Issue 35, Volume 14, Thursday, 28 August 2008

News

Rudi Maxwell
Editorial
Sick of the spin, it’s bad for our health
Nurses: we can’t live without them. Or doctors. Or ambos. Or, for that matter, any of the staff who work at hospitals. Or enough hospital beds.
Or the rescue helicopter.
In Australia we expect a high level of medical care when we get sick.
We don’t expect to wait in corridors when we’ve been rushed to hospital in an ambulance, as I saw when I was at Lismore Base Hospital on Tuesday.
For NSW Health Minister Reba Meagher to refuse to put a start date to the much-needed new Emergency Department for the hospital when it is fit to burst like a ruptured appendix is game-playing politics at its most annoying and irresponsible.
The whole PR-managed pollie-speak of “priorities” and “key parts of planning strategy” without actual times, dates or figures is enough to make you think the BBC’s old program Yes, Minister wasn’t so much a comedy as a reality TV show and the ABC’s The Hollowmen isn’t a mockumentary but a hard-hitting documentary.

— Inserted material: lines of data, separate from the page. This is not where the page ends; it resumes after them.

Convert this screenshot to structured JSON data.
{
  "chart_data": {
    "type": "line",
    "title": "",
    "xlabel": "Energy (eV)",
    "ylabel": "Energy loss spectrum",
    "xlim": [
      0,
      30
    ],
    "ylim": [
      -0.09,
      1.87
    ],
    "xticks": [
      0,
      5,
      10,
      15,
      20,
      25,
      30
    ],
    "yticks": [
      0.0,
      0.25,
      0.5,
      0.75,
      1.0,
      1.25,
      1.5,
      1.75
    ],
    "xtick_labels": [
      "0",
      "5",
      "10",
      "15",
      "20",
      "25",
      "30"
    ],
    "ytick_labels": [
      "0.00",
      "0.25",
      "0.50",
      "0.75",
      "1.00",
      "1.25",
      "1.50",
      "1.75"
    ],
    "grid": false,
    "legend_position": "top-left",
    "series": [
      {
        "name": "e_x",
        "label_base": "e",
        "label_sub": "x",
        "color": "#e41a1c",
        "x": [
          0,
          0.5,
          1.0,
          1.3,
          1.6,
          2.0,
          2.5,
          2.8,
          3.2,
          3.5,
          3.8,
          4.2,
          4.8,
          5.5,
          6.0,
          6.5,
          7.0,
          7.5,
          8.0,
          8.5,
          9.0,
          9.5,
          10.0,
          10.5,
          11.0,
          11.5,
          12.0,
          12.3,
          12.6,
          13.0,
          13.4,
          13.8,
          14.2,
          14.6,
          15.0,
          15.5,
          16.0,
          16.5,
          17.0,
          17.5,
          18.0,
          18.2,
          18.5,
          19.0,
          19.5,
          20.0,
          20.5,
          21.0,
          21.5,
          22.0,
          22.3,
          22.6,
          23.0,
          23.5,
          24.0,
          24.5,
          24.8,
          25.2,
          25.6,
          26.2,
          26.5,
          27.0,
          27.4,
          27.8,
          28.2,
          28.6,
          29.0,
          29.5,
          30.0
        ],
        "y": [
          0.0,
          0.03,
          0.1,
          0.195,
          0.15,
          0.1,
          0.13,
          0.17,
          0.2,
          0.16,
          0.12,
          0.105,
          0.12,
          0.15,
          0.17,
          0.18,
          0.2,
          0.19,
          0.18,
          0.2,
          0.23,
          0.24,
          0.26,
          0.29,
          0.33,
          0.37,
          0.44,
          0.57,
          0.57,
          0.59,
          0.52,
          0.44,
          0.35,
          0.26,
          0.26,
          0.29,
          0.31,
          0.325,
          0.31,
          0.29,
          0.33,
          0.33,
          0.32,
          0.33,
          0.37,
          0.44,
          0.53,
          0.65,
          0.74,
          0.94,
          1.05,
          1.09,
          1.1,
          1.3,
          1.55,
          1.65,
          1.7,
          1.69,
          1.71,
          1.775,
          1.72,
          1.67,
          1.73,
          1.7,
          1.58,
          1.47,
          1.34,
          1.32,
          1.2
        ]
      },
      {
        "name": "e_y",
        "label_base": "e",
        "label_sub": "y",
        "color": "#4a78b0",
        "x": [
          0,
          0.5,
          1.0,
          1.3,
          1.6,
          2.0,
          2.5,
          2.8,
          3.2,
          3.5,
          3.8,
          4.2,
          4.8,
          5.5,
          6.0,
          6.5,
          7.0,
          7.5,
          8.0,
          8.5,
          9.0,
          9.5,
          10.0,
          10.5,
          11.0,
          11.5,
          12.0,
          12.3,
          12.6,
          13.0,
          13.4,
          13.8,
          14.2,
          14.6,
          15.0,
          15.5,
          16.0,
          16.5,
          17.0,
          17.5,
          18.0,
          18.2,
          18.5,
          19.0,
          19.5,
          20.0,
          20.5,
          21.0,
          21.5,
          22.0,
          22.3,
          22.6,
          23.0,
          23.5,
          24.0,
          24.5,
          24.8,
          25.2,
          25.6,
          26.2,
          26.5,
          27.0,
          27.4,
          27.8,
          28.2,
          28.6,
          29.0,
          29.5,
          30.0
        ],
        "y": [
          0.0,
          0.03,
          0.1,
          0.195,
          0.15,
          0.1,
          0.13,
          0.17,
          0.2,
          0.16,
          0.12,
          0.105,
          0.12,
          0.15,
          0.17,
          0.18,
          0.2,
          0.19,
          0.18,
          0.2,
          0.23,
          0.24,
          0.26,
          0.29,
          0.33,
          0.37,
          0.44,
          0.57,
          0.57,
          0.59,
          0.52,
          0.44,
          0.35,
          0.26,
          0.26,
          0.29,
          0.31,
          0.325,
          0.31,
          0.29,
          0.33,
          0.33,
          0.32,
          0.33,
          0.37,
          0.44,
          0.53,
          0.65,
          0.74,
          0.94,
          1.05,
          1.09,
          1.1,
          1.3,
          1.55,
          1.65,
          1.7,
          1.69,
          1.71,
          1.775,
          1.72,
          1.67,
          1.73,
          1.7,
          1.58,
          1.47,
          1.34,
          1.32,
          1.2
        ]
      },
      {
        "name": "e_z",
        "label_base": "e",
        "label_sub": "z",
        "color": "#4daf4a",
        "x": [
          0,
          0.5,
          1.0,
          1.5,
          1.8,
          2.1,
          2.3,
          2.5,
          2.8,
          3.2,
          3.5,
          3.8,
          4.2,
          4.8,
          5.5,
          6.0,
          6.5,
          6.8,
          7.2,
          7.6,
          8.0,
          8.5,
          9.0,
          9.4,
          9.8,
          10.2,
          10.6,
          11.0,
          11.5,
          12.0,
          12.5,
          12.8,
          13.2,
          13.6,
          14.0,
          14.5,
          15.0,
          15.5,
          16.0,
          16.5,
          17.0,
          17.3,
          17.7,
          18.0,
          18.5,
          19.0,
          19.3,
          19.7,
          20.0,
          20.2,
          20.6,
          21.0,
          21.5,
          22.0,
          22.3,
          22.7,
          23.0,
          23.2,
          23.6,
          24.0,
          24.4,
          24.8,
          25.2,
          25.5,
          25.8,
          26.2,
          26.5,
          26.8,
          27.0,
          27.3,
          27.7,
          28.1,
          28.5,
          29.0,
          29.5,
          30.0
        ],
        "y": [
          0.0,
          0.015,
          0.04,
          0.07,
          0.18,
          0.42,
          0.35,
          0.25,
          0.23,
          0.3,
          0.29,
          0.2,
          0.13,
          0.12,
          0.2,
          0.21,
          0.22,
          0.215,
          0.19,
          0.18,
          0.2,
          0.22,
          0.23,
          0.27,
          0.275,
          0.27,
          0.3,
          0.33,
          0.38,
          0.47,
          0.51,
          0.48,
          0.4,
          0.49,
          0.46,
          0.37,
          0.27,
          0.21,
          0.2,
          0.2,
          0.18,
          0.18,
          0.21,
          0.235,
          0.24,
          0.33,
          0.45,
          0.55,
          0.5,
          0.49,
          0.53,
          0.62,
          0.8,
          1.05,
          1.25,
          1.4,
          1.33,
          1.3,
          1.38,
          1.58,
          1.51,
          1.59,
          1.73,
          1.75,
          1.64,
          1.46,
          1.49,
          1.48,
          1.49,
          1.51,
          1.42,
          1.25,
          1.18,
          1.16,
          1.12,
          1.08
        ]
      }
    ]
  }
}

Maybe, instead of booking people for parking too long in the Lismore CBD, Council should send rangers up to Lismore Base and start booking ambulances and we can send the fines to Reba.
The deadlines you face as a journo are nothing compared to the life-or-death situations faced by health care professionals every day and their circumstances shouldn’t be made even more stressful by a massive lack of resources.
This weekend, school kids will be knocking on doors asking people to donate to help support the rescue helicopter service.
We will all need to dig deep to support this vital emergency health service because the state government has made it clear (well, as clear at it ever does when speaking in PR grab phrases of weasel words) there’s no more money under the hospital bed.